Ele fazia parte de um grupo que já havia tentado ser incinerado durante o holocausto nazista, nem estou falando sobre sua linhagem judia ou indícios não-heterossexuais ou miopia cognitiva ou proximidade comunista na escala de direção política ou simplesmente sua condição ateísta de nascença de intelecto; estou falando de  qualquer um dos pensamentos esquisitos que o animal houvera acumulado durante as 1,4 de década experienciada, sendo que alguns deles transbordaram, seja com um papel e caneta ou tinta barata e telas mais baratas ainda.
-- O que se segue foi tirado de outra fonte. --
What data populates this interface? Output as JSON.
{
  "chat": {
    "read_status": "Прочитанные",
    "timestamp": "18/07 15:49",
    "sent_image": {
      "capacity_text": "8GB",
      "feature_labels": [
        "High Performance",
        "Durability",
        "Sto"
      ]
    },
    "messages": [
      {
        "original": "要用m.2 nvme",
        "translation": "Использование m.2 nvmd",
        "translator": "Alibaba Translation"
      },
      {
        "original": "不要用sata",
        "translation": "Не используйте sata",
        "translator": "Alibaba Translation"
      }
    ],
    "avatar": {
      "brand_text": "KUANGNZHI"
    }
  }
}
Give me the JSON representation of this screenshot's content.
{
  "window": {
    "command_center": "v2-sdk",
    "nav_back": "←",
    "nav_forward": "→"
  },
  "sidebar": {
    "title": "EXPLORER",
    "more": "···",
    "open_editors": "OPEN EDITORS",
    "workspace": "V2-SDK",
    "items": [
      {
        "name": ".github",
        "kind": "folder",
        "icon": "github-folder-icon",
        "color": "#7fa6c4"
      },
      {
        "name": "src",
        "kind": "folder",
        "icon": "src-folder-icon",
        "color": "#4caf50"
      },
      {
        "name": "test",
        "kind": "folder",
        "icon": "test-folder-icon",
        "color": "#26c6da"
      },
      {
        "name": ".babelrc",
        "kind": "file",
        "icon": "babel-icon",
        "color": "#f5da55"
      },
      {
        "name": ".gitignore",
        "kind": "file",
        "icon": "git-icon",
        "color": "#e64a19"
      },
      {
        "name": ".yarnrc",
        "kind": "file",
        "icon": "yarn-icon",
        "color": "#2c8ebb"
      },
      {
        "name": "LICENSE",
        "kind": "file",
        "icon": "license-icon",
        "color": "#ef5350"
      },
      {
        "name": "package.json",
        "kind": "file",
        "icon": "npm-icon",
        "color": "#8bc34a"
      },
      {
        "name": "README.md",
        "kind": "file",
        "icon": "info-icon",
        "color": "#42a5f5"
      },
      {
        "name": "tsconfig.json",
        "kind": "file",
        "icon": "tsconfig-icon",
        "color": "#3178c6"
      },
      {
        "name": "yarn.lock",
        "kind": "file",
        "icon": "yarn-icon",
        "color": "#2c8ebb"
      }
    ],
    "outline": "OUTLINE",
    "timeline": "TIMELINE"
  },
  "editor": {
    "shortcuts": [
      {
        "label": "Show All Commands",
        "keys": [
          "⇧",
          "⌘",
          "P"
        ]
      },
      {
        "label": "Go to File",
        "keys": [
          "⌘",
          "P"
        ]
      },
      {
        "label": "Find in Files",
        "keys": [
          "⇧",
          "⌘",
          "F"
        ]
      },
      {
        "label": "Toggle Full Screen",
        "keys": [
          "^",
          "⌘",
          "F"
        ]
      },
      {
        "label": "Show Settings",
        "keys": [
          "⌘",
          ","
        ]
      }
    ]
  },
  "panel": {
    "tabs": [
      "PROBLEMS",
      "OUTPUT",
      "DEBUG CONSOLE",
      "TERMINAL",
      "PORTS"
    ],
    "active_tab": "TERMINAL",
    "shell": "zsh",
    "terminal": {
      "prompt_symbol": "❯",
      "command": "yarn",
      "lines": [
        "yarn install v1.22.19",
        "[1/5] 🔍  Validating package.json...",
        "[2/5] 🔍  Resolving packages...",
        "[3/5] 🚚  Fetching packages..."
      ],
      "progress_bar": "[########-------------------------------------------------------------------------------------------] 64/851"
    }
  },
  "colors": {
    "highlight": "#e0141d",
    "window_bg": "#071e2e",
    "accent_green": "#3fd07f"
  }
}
Então, percebo, após sete parágrafos de auto-crítica mascarada de ironias e uma investigação tola que apenas tem graça dentro da minha cabeça, aquela mesma estrutura oca protetora de pensamentos de um ateu de etnia judia, de uma criatura que debate as próprias ideias, seja lá qual for minha verdadeira ambição quanto à encher o a jaula que habita meu peito de ar e esvaziá-la, talvez, na esperança de soltar os pássaros à natureza selvagem da noite fria e recheada de possibilidades que insiste em habitar tudo o que chamo de casa; percebo que sou hiperativa demais para escrever um texto de mais de mil palavras, me perco em minhas próprias frases, vírgulas e comparações sem fim ou lógica. Percebo que cada uma de minhas tentativas de me tornar algo próximo a alguém de verdade ou de mentira acaba por me fazer retornar à um espaço mental que impossibilita eu ser eu mesmo longe de mim, longe da privacidade sideral que toma conta de minhas quatro paredes que minha mãe, assim como a herdeira espiritual de uma chefe de tribo na polinésia tribal, incansavelmente trabalhara para conseguir. 

E assim — com pai sequelado, com mãe abalada e com irmão para aconselhar, com 1164 palavras nuas de idiotice histérica finita, às 20:43 de uma noite deprimente de domingo e uma agitação que toma forma por pensamento — os afirmo que existo.